Considering why a small proportion of eligible patients may be referred for ablation, Gupta reflects that there may be a multitude of factors driving this point. “Historically, there has been a lack of awareness about catheter ablation amongst some general cardiologists, and many general practitioners,” he claims. “Catheter ablation was not something that would come to the top of their minds when these physicians come across a patient with atrial fibrillation.” This should hopefully change following release of the latest guidelines for the management of AF from the UK’s National Institute for Health and Care Excellence (NICE), which recommend the use of radiofrequency point-by-point ablation in patients with symptomatic intermittent or persistent atrial fibrillation, for whom drug treatment has been unsuccessful, is unsuitable, or is not tolerated.
Further development of skills among electrophysiologists to effectively perform ablation will also potentially bring the treatment to a broader set of patients. “The electrophysiologist community need, on the one hand, to advance awareness and educate non-specialist physician colleagues that this is a treatment that can be curative, especially in the early stages,” says Gupta. “Equally, we also need to invest in resources to increase the numbers of trained operators and catheter laboratories that will be required to meet this increased demand.”

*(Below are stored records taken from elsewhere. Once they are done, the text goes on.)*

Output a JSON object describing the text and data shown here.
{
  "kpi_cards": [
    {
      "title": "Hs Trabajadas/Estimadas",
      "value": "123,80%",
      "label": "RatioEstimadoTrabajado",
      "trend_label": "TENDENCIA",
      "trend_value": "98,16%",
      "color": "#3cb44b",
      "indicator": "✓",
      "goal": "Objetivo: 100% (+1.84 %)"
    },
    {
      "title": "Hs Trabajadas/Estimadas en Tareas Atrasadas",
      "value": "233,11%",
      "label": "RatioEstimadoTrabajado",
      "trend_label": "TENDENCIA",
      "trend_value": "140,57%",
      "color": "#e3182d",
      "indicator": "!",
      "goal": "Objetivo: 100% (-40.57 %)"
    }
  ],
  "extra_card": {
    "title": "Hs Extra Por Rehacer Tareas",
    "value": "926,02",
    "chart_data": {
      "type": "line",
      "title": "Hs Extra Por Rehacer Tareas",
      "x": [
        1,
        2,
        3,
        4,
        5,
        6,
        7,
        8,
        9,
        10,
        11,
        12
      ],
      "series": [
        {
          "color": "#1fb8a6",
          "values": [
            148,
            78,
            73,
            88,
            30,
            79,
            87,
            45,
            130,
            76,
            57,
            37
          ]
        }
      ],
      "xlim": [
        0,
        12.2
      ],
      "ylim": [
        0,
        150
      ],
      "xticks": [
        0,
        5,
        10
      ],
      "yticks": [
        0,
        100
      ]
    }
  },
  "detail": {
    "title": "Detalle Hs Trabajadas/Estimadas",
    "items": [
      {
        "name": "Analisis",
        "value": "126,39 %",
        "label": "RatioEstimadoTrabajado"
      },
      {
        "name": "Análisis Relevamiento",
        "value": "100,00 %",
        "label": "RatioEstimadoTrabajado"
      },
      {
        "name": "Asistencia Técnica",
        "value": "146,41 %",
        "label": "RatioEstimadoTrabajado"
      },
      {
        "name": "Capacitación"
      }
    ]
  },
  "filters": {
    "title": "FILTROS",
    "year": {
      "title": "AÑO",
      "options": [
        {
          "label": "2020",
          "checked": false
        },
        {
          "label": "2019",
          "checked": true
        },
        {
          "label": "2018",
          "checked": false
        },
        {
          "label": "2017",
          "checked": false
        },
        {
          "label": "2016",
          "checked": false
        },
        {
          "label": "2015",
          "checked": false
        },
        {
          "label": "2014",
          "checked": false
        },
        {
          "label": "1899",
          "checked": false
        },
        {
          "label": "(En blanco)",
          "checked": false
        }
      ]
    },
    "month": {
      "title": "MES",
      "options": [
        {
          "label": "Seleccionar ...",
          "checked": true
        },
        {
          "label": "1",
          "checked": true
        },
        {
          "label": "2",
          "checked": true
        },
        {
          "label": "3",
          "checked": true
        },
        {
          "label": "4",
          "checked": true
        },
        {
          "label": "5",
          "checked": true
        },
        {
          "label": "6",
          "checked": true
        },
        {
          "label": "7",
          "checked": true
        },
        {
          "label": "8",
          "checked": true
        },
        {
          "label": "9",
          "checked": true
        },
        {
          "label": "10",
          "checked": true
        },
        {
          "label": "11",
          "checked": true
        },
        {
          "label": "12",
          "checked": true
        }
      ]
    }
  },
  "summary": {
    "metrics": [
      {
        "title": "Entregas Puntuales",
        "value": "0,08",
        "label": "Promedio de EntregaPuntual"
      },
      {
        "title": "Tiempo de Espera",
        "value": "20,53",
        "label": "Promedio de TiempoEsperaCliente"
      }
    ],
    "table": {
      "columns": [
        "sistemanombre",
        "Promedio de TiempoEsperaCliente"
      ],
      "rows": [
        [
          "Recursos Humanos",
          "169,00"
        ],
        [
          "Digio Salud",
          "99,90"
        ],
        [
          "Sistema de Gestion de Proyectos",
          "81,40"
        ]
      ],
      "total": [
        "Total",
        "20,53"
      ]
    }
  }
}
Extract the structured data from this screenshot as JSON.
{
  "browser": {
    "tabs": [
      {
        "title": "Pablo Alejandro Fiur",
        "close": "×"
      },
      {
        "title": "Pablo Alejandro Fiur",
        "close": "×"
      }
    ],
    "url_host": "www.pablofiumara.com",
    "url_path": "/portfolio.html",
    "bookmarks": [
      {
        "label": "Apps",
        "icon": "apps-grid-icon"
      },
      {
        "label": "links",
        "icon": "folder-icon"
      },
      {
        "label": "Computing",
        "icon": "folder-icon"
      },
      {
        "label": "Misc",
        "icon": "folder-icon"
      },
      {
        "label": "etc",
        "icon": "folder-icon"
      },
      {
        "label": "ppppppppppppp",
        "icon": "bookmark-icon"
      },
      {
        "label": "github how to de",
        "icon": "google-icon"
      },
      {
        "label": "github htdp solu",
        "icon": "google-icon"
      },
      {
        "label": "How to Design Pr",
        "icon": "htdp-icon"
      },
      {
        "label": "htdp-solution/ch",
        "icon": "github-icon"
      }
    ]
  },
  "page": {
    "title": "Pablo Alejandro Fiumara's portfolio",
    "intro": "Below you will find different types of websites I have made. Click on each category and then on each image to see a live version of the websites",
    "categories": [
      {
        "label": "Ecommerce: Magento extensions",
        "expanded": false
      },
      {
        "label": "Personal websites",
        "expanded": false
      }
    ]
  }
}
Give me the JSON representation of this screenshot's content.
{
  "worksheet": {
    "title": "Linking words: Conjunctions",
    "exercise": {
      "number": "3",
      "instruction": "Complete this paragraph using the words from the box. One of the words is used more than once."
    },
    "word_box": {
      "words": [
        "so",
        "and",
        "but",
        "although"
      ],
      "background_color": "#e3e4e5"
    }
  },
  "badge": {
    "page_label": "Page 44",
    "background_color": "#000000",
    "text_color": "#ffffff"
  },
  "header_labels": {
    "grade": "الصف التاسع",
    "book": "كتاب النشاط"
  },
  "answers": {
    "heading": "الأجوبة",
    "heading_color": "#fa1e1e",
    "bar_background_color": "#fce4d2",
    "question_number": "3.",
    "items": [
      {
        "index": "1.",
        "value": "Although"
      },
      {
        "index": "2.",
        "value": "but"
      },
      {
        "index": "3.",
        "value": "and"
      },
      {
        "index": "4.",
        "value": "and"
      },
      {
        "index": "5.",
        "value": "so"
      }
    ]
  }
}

Given the growing evidence base, Gupta believes that the field of electrophysiology is on the cusp of a rapid expansion of catheter ablation. Reflecting on important messages for colleagues to take away from the recent clinical trials, he highlights the importance of early catheter ablation, and understanding the comparable success rates between the different ablation modalities. “With cryoballoon pulmonary vein isolation (PVI), there is a shorter learning curve, and a narrow window of efficacy, essentially about around 70‒75% of patients do very well,” he comments. Gupta describes radiofrequency ablation as a “much more versatile tool,” because it is possible to get excellent coverage of the pulmonary veins regardless of the patient’s anatomy. “However, what RF requires, is an investment on the part of the operator to learn that skill,” he explains. “The operators who have made this investment can expect to see success rates approaching 90%,” he adds, noting that this was a finding from the VISTAX trial, a multicentre study involving 340 patients with drug-refactory paroxysmal AF, published in EP Europace. Gupta explains that every patient enrolled in this trial underwent focal radiofrequency ablation with CARTO [Biosense Webster] using the CLOSE protocol aiming to enclose the veins with contiguous and optimised radiofrequency lesions. “With that we saw success rates were around 90%, a figure that has never been matched by any other technology,” he says. “This suggests that the ceiling with focal radiofrequency ablation is higher than with cryoballoon, with treatment failure expected in around one in 10 patients rather than one in four.”
This suggests that the ceiling with focal radiofrequency ablation is higher than with cryoballoon, with treatment failure expected in around one in 10 patients rather than one in five. For this reason, the NICE recommend use of focal radiofrequency as the modality of first choice for AF ablation.